The HDP has also been criticized for transferring taxpayer money and funds to the PKK. HDP mayors and local officials have been found to misuse funds in support of the PKK terrorist group and provide jobs to PKK sympathizers.

Its mayors have been accused of undermining municipal services, allowing the PKK to dig ditches in the streets and launch attacks on police and soldiers when the terrorist group adopted an urban warfare strategy in July 2015 and ended a two-year reconciliation period.

HDP municipalities and their staff were also found to be actively participating in terrorist attacks launched after July 2015.

The party's role in the riots of Oct. 6-7, 2014, was also included in the indictment. In October 2014, amid a Daesh siege on the YPG in Ain al-Arab, also known as Kobani, Demirtaş and other HDP officials called for riots.

In the subsequent events known as the Oct. 6-7 "Kobani riots," 31 people were killed and some 350 others were injured in clashes between pro-PKK and conservative Kurdish groups and security forces throughout Turkey, especially in the southeast.

During the violence, 16-year-old Yasin Börü was brutally murdered by the terrorist group's supporters in southeastern Diyarbakır when he was distributing meat for low-income families. Following the events, more than 1,600 investigations were launched, 894 suspects were detained and 386 of them were imprisoned. Eighteen of the 41 suspects were sentenced to life in prison for the murder of Börü and his friends.

Holding the party responsible for their children's abduction or recruitment by the PKK, Kurdish families have also been staging a sit-in protest in front of the party's southeastern Diyarbakır provincial office for more than a year.

The Kurdish citizens of Turkey are as diverse as Turkish society when it comes to political and cultural affiliations. While there are many Kurds who identify themselves as traditionally conservative Sunni Muslims and prioritize their religious identity, there are also secular, center-left and radical-left Kurds who prioritize their ethnic identity.
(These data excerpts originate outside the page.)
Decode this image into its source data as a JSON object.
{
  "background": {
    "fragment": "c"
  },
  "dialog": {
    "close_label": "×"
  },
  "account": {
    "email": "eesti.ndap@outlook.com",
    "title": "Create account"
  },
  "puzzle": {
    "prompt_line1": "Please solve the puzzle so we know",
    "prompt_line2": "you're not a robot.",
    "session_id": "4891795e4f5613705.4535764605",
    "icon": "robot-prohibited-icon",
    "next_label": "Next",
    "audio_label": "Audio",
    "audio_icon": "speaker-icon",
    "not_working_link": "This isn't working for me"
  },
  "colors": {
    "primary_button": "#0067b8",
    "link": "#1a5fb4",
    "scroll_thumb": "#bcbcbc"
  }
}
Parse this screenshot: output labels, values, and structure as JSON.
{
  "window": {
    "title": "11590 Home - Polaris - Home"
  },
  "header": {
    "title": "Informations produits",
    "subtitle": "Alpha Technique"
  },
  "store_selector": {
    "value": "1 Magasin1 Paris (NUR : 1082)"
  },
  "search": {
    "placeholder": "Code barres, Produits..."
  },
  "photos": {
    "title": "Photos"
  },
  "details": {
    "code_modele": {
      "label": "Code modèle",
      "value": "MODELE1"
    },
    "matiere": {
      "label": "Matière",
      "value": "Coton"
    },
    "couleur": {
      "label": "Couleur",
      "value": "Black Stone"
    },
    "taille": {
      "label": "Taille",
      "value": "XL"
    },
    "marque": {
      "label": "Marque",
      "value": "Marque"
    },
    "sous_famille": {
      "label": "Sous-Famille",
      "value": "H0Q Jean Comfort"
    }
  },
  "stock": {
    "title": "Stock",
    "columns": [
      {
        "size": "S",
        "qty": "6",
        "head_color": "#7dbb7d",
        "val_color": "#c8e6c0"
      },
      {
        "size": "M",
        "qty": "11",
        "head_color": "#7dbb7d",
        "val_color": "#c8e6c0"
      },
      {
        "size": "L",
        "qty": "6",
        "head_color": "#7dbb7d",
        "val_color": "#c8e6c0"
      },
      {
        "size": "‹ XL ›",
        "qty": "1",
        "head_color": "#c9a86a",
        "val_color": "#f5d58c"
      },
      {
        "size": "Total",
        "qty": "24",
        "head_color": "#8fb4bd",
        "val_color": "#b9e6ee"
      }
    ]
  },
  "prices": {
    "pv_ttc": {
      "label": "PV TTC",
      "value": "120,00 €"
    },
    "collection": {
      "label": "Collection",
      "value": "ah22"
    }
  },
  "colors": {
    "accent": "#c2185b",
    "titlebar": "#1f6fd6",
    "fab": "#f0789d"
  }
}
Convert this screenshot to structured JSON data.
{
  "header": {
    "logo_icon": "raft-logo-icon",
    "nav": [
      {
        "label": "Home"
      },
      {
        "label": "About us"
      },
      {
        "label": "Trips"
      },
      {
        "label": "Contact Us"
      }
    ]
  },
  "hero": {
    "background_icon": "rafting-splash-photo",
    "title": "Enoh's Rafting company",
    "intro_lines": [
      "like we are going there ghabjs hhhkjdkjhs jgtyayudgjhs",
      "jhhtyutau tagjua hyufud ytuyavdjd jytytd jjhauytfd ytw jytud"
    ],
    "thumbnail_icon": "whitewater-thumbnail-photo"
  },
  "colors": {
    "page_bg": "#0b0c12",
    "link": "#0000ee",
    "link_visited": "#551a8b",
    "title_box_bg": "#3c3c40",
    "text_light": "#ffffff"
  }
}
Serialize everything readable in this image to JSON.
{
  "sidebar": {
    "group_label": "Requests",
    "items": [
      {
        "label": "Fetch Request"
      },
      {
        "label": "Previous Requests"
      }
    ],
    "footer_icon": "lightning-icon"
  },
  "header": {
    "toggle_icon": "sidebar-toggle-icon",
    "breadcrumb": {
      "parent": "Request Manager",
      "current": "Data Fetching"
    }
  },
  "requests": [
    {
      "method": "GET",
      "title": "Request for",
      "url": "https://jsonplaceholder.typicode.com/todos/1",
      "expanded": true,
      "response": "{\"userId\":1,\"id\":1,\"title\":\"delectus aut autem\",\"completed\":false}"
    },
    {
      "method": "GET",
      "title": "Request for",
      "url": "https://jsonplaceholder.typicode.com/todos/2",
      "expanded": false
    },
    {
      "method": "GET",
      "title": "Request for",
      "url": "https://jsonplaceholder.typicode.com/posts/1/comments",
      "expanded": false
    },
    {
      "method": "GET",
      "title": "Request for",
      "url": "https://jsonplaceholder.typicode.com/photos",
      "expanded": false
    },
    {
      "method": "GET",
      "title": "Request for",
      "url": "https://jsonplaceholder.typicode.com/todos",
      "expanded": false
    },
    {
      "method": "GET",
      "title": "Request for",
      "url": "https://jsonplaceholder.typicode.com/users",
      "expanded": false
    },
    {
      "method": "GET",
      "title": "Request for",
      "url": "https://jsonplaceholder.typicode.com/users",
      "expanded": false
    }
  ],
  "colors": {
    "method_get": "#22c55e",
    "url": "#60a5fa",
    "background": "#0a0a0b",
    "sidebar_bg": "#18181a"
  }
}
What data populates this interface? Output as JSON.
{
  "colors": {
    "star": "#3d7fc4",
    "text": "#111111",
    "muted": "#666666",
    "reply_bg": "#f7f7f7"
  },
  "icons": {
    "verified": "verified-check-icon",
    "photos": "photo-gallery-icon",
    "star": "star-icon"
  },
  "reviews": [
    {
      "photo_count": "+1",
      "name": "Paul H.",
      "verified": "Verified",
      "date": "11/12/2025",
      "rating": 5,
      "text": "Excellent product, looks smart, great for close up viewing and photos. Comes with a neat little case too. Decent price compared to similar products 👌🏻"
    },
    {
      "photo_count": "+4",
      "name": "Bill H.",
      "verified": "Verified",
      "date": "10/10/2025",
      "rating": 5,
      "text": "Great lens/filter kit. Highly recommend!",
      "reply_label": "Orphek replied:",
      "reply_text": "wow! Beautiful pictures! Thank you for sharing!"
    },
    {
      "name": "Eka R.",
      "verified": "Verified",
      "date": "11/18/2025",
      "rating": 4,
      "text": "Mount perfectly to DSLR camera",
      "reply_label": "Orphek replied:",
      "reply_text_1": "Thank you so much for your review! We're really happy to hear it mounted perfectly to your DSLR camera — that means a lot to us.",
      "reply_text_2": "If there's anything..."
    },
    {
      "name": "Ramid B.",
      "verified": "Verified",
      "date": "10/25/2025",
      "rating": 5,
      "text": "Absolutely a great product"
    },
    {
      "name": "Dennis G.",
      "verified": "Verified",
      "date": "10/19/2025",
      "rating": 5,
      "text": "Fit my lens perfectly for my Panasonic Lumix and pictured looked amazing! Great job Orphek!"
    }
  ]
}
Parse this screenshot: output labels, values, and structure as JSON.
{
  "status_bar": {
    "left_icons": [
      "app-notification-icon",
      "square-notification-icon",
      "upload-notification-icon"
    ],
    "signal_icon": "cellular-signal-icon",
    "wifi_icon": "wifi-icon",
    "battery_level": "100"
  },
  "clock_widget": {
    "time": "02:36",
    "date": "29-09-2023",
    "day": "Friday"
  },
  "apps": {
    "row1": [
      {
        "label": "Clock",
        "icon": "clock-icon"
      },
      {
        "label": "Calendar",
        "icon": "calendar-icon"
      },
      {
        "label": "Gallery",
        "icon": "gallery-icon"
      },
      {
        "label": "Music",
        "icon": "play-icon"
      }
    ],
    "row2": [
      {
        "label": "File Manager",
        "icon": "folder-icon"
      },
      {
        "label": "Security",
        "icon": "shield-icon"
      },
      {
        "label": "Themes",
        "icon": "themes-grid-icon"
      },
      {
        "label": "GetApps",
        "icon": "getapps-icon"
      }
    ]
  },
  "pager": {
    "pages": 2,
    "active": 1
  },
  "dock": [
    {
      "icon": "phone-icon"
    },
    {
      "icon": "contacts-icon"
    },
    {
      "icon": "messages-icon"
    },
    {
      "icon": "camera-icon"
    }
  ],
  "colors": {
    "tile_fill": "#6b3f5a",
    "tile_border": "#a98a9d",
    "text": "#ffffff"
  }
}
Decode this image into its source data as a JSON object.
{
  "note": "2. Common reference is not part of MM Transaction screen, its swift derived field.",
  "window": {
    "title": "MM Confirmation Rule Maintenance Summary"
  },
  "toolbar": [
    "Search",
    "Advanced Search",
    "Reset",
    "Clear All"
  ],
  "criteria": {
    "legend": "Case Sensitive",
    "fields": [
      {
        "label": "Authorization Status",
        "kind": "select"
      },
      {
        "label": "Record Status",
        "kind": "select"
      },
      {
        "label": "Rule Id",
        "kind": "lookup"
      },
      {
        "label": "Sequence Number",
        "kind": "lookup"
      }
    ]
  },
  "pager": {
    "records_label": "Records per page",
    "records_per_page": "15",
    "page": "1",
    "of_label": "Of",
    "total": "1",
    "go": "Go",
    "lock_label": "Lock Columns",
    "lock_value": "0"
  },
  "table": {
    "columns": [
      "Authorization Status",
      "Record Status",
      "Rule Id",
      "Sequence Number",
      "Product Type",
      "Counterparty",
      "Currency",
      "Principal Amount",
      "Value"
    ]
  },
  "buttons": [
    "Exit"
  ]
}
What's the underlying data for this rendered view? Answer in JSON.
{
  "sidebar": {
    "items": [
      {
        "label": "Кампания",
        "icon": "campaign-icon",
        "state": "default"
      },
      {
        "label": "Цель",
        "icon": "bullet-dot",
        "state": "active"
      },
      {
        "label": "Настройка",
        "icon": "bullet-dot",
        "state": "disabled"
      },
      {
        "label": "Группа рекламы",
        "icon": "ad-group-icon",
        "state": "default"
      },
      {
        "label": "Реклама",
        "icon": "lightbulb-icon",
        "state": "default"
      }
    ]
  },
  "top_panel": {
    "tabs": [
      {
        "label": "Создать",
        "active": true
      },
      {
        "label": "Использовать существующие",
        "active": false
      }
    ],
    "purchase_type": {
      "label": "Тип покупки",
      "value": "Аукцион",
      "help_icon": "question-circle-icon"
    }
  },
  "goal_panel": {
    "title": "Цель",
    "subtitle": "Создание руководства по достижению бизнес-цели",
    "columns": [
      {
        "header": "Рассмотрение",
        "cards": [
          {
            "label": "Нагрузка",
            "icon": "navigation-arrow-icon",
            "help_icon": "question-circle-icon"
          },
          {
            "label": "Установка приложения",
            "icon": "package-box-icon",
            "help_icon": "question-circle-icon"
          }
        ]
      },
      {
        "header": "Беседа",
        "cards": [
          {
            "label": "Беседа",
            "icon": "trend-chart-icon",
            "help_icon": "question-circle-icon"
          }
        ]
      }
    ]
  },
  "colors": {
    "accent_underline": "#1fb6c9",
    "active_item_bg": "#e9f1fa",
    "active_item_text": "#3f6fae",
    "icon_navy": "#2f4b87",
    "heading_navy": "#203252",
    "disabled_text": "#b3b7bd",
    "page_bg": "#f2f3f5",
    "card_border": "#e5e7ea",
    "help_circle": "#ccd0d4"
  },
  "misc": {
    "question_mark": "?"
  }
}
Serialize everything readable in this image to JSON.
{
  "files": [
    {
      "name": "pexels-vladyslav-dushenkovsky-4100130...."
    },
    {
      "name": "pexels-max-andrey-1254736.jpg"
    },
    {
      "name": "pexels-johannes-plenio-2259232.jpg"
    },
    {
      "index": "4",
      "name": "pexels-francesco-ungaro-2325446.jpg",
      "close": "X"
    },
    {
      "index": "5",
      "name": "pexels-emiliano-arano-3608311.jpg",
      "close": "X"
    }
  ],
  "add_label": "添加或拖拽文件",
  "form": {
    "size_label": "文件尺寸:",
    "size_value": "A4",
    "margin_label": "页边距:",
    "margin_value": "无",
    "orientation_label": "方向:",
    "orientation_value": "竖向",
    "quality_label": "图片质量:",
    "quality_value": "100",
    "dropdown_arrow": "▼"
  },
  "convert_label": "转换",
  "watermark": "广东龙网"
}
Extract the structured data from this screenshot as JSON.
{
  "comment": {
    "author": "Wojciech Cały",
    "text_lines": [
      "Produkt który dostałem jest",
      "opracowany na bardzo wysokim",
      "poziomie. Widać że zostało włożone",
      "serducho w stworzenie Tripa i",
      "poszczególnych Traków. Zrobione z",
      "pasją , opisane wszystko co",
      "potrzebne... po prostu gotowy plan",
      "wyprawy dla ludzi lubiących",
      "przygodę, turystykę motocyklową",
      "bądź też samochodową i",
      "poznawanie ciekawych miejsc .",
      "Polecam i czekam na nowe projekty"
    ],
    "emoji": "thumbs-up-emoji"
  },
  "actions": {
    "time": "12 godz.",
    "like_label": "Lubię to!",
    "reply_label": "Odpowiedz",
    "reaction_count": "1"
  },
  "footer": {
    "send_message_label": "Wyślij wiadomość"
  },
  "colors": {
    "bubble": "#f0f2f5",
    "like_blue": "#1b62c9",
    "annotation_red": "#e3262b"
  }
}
While the former has traditionally supported the Justice and Development Party (AK Party) in recent decades, the latter has traditionally supported the HDP. Major Turkish parties, such as the main opposition CHP and the MHP, have so far not been successful in attracting the Kurdish vote in the southeastern region of Turkey.

AK Party governments in the past decade or so have underlined that they do not have an "issue" with the Kurds, and they have supported their rhetoric through a number of social and political reforms regarding the rights of the Kurds and Kurdish identity. However, Erdoğan and AK Party governments have said that there is a problem of terror in the country, referring to the PKK terrorist group, and underlined that the PKK is not representative of all Kurds. The Turkish president has vowed that the threat posed by PKK terrorists will be eliminated from the country; this is not a step against the Kurds. Rather, Erdoğan says that the elimination of the PKK will help the Kurds get relief from the oppression the PKK has imposed on the people of the region.